For example in this pdf https://bpb-ca-c1.wpmucdn.com/sites.uoguelph.ca/dist/8/175/files/2021/04/Fib_lin_alg.pdf
The author created a matrix from the output of Fibonacci sequence in group of $2$, and take $2$ of the group
Fibonacci sequence 0 1 1 2 3 5 8 13 21 34
Group of 2
fi 0 1 1 2 3
fi+1 1 1 2 3 5
Take first $2$ group, make it into matrix
0 1
1 1
And you can just multiply the matrix $n$ times to get $F(n)$.
Whats the intuitive explanation or proof of that?
Does that work with any recurrence sequence?
What topic or textbook should I read to learn more about this?
Suppose you were generating the Fibonnaci sequence term-by-term. Consider the ordered pair $(x,y)$ where $x$ is the "current" Fibonacci number and $y$ is the "previous" Fibonacci number. Then the task of generating the next Fibonnaci number amounts to the transformation $$ x\mapsto x+y,\quad y\mapsto x$$ That is, we update the "current" Fibonnaci number and reassign $x$ as the previous one.

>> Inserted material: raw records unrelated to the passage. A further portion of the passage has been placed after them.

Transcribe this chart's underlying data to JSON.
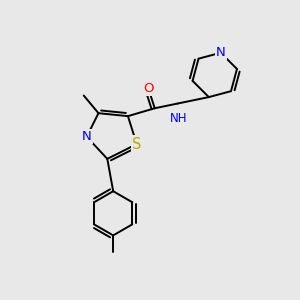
{
  "bg_color": "#e8e8e8",
  "atom_colors": {
    "C": "#000000",
    "N": "#0000ee",
    "O": "#ff0000",
    "S": "#bbaa00",
    "H": "#555555"
  },
  "font_size": 8.5,
  "line_width": 1.4,
  "dbo": 0.09
}
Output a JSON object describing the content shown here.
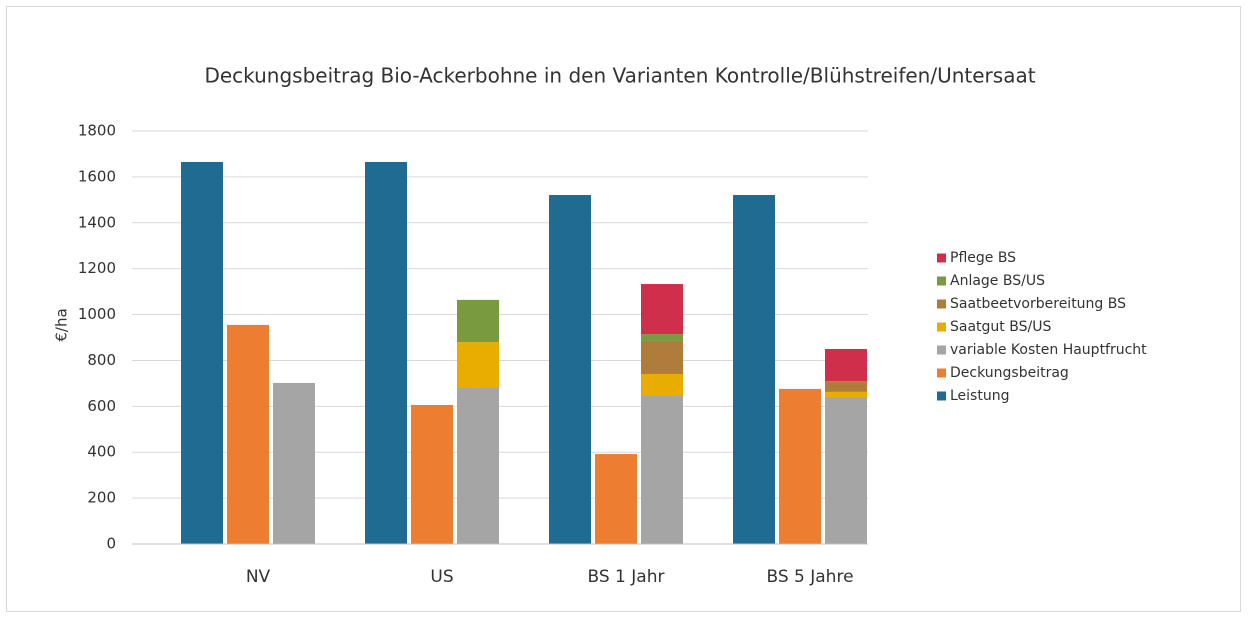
{
  "chart_data": {
    "type": "bar",
    "title": "Deckungsbeitrag Bio-Ackerbohne in den Varianten Kontrolle/Blühstreifen/Untersaat",
    "y_label": "€/ha",
    "categories": [
      "NV",
      "US",
      "BS 1 Jahr",
      "BS 5 Jahre"
    ],
    "series": [
      {
        "name": "Leistung",
        "color": "#1f6b91",
        "values": [
          1665,
          1665,
          1521,
          1521
        ]
      },
      {
        "name": "Deckungsbeitrag",
        "color": "#ed7d31",
        "values": [
          955,
          606,
          392,
          676
        ]
      },
      {
        "name": "variable Kosten Hauptfrucht",
        "color": "#a5a5a5",
        "values": [
          702,
          680,
          645,
          641
        ]
      },
      {
        "name": "Saatgut BS/US",
        "color": "#e8ad00",
        "values": [
          0,
          200,
          96,
          22
        ]
      },
      {
        "name": "Saatbeetvorbereitung BS",
        "color": "#b07c3c",
        "values": [
          0,
          0,
          144,
          43
        ]
      },
      {
        "name": "Anlage BS/US",
        "color": "#7a9a3f",
        "values": [
          0,
          184,
          30,
          4
        ]
      },
      {
        "name": "Pflege BS",
        "color": "#d02f4b",
        "values": [
          0,
          0,
          218,
          140
        ]
      }
    ],
    "ylim": [
      0,
      1800
    ],
    "yticks": [
      0,
      200,
      400,
      600,
      800,
      1000,
      1200,
      1400,
      1600,
      1800
    ],
    "grid": true,
    "legend": "right"
  }
}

But this is a linear transformation on $(x,y)$, which the matrix given in the problem implements.
This works more generally for an $n$th-order linear recurrence: If you start with one term in the sequence along with the previous $n-1$ terms, then the transformation which "updates" this set of $n$ values is a linear transformation and hence can be implemented using a matrix.